While he lost his hurricane designation several days ago, what was Hurricane Ivan continued to bring misery to the United States, spawning more tornadoes and drenching areas from Georgia up through Pennsylvania in the last 24-48 hours.
Several individuals were dead after being hit by falling trees and floods that washed away numerous roads. In the meantime, searchers were checking damaged areas looking for residents who became stranded by the storm.
Nearly 12 inches of rain pounded parts of North Carolina on Friday, while West Virginia and parts of western Pennsylvania also became soaked as Ivan dropped what was left of his fury on residents there. Thousands of customers were reportedly without power in the three states.
Residents from eastern sections of Pennsylvania on up to New England began their weekends on Saturday with umbrellas in hand as rain hit the area.
Tornadoes, meantime, in West Virginia’s Eastern Panhandle, reduced buildings to rubble and caused a number of injuries, while flooding and mud slides closed a number of roads.
In North Carolina’s Piedmont area, a tornado destroyed several homes and damaged numerous other ones. No serious injuries were reported.
Ivan and what was left of it as it headed north was blamed for 42 deaths in the United States, 16 of them in Florida.

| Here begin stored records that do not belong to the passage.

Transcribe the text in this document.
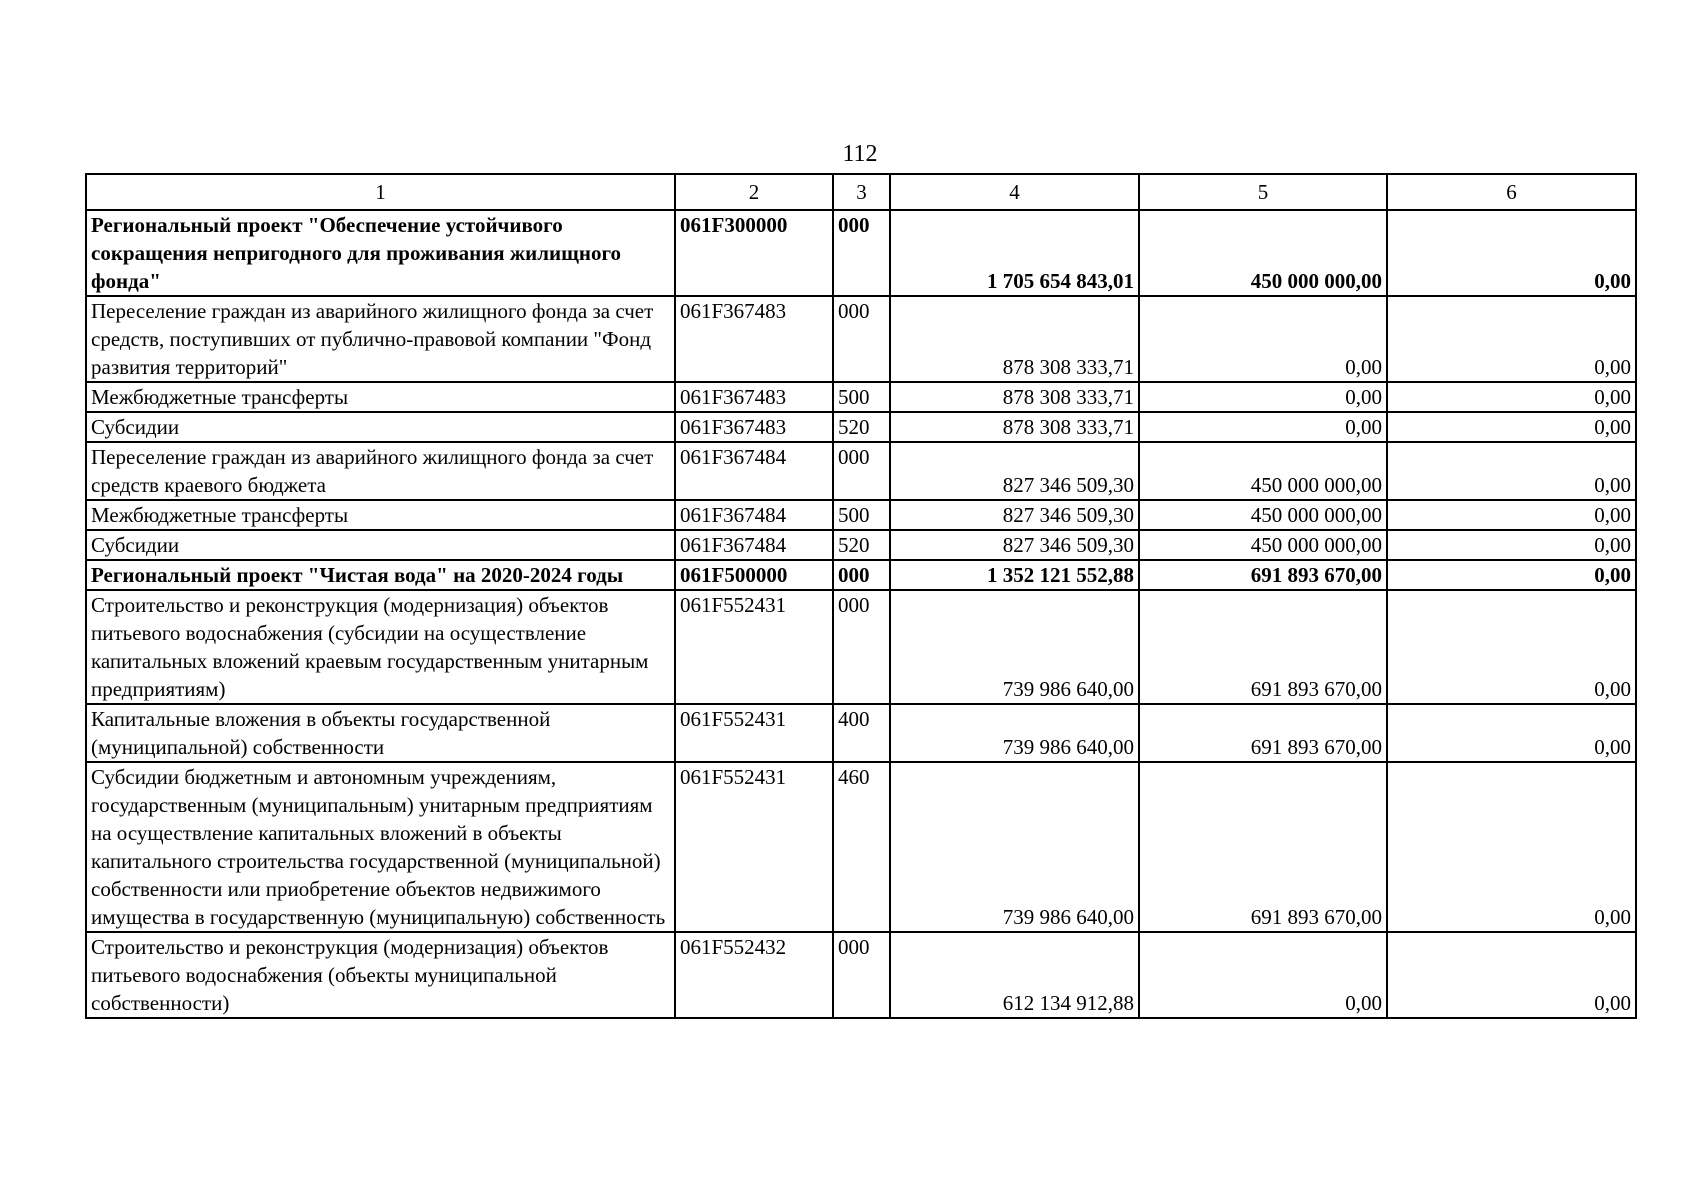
112
1	2	3	4	5	6
Региональный проект "Обеспечение устойчивого сокращения непригодного для проживания жилищного фонда"	061F300000	000	1 705 654 843,01	450 000 000,00	0,00
Переселение граждан из аварийного жилищного фонда за счет средств, поступивших от публично-правовой компании "Фонд развития территорий"	061F367483	000	878 308 333,71	0,00	0,00
Межбюджетные трансферты	061F367483	500	878 308 333,71	0,00	0,00
Субсидии	061F367483	520	878 308 333,71	0,00	0,00
Переселение граждан из аварийного жилищного фонда за счет средств краевого бюджета	061F367484	000	827 346 509,30	450 000 000,00	0,00
Межбюджетные трансферты	061F367484	500	827 346 509,30	450 000 000,00	0,00
Субсидии	061F367484	520	827 346 509,30	450 000 000,00	0,00
Региональный проект "Чистая вода" на 2020-2024 годы	061F500000	000	1 352 121 552,88	691 893 670,00	0,00
Строительство и реконструкция (модернизация) объектов питьевого водоснабжения (субсидии на осуществление капитальных вложений краевым государственным унитарным предприятиям)	061F552431	000	739 986 640,00	691 893 670,00	0,00
Капитальные вложения в объекты государственной (муниципальной) собственности	061F552431	400	739 986 640,00	691 893 670,00	0,00
Субсидии бюджетным и автономным учреждениям, государственным (муниципальным) унитарным предприятиям на осуществление капитальных вложений в объекты капитального строительства государственной (муниципальной) собственности или приобретение объектов недвижимого имущества в государственную (муниципальную) собственность	061F552431	460	739 986 640,00	691 893 670,00	0,00
Строительство и реконструкция (модернизация) объектов питьевого водоснабжения (объекты муниципальной собственности)	061F552432	000	612 134 912,88	0,00	0,00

The storm also resulted in 70 deaths in the Caribbean.
Meantime, the Insurance Information Institute (I.I.I.) reports that about one out of every five Florida homes has been damaged by a hurricane so far this year.
The Institute expects the total number of claims will exceed one million, surpassing the 700,000 claims filed for Hurricane Andrew and setting a new record for the number of claims in such a short span of time.
The I.I.I. stressed that while the insurance industry has sufficient financial resources to pay the claims, the historic one-two-three punch of Hurricanes Ivan, Frances and Charley will make the claims handling process in Florida more difficult.
“Ivan, Charley and Frances together do not pose a solvency-threatening event to the industry,” Robert Hartwig, chief economist of the I.I.I., commented “However, the unprecedented challenges created by the multiple hurricanes understandably will strain resources and cause some delays that would not normally occur.”
The industry will be working hard in the face of the same obstacles faced by its customers – lack of power, phone service and access to properties in some severely damaged areas, Hartwig observed.
An estimated 15,000 insurance company claims adjusters from across the United States and Canada are now in Florida to speed the claims settlement process. Additional adjusters are in Alabama and other affected areas.
Hartwig noted that adjusters necessarily will be prioritizing their visits by severity of damage, calling at the most seriously damaged properties first and getting to less damaged locations later.
The company claims adjusters will write checks to pay the costs of temporary housing for people whose property was damaged by the storm and to begin the rebuilding of damaged homes and businesses.
Some companies also will reportedly be opening emergency claims centers to assist their policyholders. Policyholders should contact their agents or call toll-free emergency claims numbers. Customers who have left their homes should tell their insurance agent or company representative how they can be reached.